Politics

“Between the Sea and the Jordan There Will Only Be Israeli Sovereignty”

The phrase that apparently prompted CNN to fire Marc Lamont Hill has a long history in Israel. Not that his critics care.

Marc Lamont Hill with a black scribble over his mouth.
Photo illustration by Slate. Photo by Bennett Raglin/Getty Images for BET Networks.

Marc Lamont Hill, an academic and author, spoke for 20 minutes at the United Nations in New York on Wednesday about Palestinian rights in Israel, the West Bank, and Gaza. He lamented that 70 years after the displacement of Palestinians, they remain refugees. He criticized Israeli laws that restrict Palestinians from full citizenship rights. He spoke against the Israeli criminal justice system, including its “administrative detention” of Palestinians without trial, and its 99 percent conviction rate. He also said, at one point, “We have an opportunity to not just offer solidarity in words but to commit to political action, grassroots action, local action, and international action that will give us what justice requires and that is a free Palestine from the river to the sea.”

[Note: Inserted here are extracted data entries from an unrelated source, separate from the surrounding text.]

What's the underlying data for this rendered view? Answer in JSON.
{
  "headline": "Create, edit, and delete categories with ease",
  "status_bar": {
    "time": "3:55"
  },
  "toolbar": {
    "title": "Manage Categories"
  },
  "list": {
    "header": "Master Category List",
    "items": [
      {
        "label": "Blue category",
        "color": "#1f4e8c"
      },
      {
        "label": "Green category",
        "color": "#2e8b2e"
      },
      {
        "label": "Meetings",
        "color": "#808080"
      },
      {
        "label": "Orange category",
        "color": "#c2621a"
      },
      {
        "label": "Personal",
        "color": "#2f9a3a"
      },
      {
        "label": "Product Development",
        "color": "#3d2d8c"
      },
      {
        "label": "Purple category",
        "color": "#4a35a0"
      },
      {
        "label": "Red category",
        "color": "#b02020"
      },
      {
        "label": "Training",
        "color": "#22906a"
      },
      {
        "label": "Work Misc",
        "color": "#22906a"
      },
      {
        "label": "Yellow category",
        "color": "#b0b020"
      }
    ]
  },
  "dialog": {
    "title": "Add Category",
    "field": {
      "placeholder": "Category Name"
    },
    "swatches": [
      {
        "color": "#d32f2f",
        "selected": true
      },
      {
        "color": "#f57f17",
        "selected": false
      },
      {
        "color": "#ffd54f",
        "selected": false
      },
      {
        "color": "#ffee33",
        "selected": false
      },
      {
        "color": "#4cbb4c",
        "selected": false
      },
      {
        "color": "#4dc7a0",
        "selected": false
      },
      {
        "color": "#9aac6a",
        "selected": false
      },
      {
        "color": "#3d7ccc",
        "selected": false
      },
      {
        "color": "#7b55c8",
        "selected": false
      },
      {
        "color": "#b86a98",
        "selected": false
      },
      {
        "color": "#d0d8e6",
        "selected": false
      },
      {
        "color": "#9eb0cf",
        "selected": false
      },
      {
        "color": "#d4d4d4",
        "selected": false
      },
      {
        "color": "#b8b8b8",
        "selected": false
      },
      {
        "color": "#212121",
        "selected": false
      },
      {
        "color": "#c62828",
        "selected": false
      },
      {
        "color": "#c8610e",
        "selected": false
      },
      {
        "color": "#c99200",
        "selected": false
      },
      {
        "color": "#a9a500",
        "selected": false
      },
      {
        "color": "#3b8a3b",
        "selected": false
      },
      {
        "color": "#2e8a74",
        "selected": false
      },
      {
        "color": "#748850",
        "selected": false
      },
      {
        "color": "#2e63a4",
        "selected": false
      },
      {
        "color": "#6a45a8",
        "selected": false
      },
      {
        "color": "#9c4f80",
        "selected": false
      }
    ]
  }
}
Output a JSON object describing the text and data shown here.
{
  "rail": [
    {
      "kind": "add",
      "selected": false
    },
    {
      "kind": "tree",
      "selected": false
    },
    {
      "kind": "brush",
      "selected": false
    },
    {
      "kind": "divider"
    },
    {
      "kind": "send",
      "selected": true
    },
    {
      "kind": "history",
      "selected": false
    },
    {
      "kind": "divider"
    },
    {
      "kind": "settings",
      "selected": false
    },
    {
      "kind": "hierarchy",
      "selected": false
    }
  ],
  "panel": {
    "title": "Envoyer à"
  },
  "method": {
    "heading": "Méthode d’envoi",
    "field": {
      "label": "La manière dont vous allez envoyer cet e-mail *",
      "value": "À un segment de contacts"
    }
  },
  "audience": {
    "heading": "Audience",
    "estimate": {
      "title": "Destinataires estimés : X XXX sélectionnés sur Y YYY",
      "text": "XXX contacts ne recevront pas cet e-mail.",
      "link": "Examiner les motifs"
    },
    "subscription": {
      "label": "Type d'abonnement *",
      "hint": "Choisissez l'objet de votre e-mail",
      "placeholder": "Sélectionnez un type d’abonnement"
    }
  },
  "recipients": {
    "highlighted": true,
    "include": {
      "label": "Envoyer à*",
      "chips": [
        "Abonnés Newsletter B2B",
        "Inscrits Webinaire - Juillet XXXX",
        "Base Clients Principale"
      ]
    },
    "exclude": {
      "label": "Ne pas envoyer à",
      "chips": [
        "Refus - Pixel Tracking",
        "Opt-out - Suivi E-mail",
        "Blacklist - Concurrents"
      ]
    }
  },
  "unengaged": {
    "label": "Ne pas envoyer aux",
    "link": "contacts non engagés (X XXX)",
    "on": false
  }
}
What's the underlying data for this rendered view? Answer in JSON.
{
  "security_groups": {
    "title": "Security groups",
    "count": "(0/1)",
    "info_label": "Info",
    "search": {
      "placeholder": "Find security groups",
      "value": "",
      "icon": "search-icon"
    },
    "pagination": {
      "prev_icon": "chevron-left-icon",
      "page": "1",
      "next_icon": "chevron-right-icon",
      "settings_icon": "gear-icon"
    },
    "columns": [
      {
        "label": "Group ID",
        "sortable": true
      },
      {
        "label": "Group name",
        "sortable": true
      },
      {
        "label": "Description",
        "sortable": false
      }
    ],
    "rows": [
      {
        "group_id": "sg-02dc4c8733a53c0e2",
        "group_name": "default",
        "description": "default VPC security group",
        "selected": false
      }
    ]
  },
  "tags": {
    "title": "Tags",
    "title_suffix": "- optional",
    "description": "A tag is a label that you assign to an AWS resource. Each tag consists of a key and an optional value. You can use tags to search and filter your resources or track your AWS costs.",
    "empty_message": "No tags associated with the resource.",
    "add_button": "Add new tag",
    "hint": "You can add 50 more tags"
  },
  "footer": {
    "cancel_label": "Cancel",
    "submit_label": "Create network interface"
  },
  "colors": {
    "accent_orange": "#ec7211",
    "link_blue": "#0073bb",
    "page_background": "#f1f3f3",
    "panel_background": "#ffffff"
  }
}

Less than 24 hours later, Hill was fired by CNN, where he had been a political contributor.

CNN did not cite a reason for its decision, but in the hours after his speech, the Anti-Defamation League and others had zeroed in on the phrase “from the river to the sea,” which they described as a Hamas mantra and a call for “an end to the State of Israel.” Soon, Seth Mandel, a top editor at the right-wing Washington Examiner—who, many have pointed out, has railed against our “internet outrage machine”—began referring to Hill’s “explicit call for Jewish genocide” and his “rabid anti-Semitism.” Pro-Israel groups, propped up by right-wing trolls, seized on the remarks and, no doubt, the chance to depose a liberal cable commentator. It worked.

Hill, pointlessly, took to Twitter to try to refute the accusation. “I do not support anti-semitism, killing Jewish people, or any of the other things attributed to my speech. I have spent my life fighting these things,” he tweeted. Around the same time, his detractors were already celebrating his firing by posting GIFs to gloat. “FINALLY FIRED,” Sebastian Gorka, a former Trump aide, wrote on Twitter.

Hill, obviously, did not come close to calling for Jewish genocide. His critics, to the extent their arguments are sincere, arrived at this conclusion based on that single phrase, “from the river to the sea,” convinced the phrasing was a dog whistle to violent factions that seek to destroy Israel. It’s true that organizations like Hamas, which fires rockets at civilian targets, uses “from the river to the sea” to describe its desire for a free Palestine. But that is also true of Israel’s ruling right-wing Likud party as well. In the Likud’s founding charter from 1977, 10 years before the founding of Hamas, the very first paragraph says “between the Sea and the Jordan there will only be Israeli sovereignty.” In 1999, the charter was amended, but the first stanza remains, asserting “the Jordan river will be the permanent eastern border of the State of Israel.”

“From the river to the sea” has also been used, neutrally, by Jewish journalists to describe the area again and again. Jewish settlers who live beyond the green line in Israel Defense Forces–protected settlements live by this slogan as well. An Israeli minister used the phrase to dismiss the prospect of a two-state solution, saying, “There is no other option but the state of Israel, certainly between the Jordan [River] to the sea there will be one state.” One needn’t look far for more examples of the phrase being used by public officials and in headlines to describe the land. It may be loaded, but it is hardly a clear signal of anti-Semitism. Yet its inclusion appears to have been the main factor in prompting the manufactured “outrage” about Hill’s speech. And still, seemingly on impulse, CNN caved.

Hill’s firing is rash at best and a cowardly, dangerous precedent at worst. It’s disturbing not just as a capitulation to disingenuous critics but also because it’s another step toward recasting all speech about Israel’s brutality as anti-Semitism—or, in this case, a call for “Jewish genocide.” The Anti-Defamation League’s statement sought to delegitimize the event at the United Nations, held on International Day of Solidarity With the Palestinian People, based on Hill’s speech. “It is a shame that once again, this annual event at the United Nations does not promote constructive pathways to ‘Palestinian solidarity’ and a future of peace, but instead divisive and destructive action against Israel,” a vice president for the group said. The consequences for Hill are part of a disquieting, and thriving, effort to shut down criticism of Israel wherever it lives—an effort CNN has now emboldened.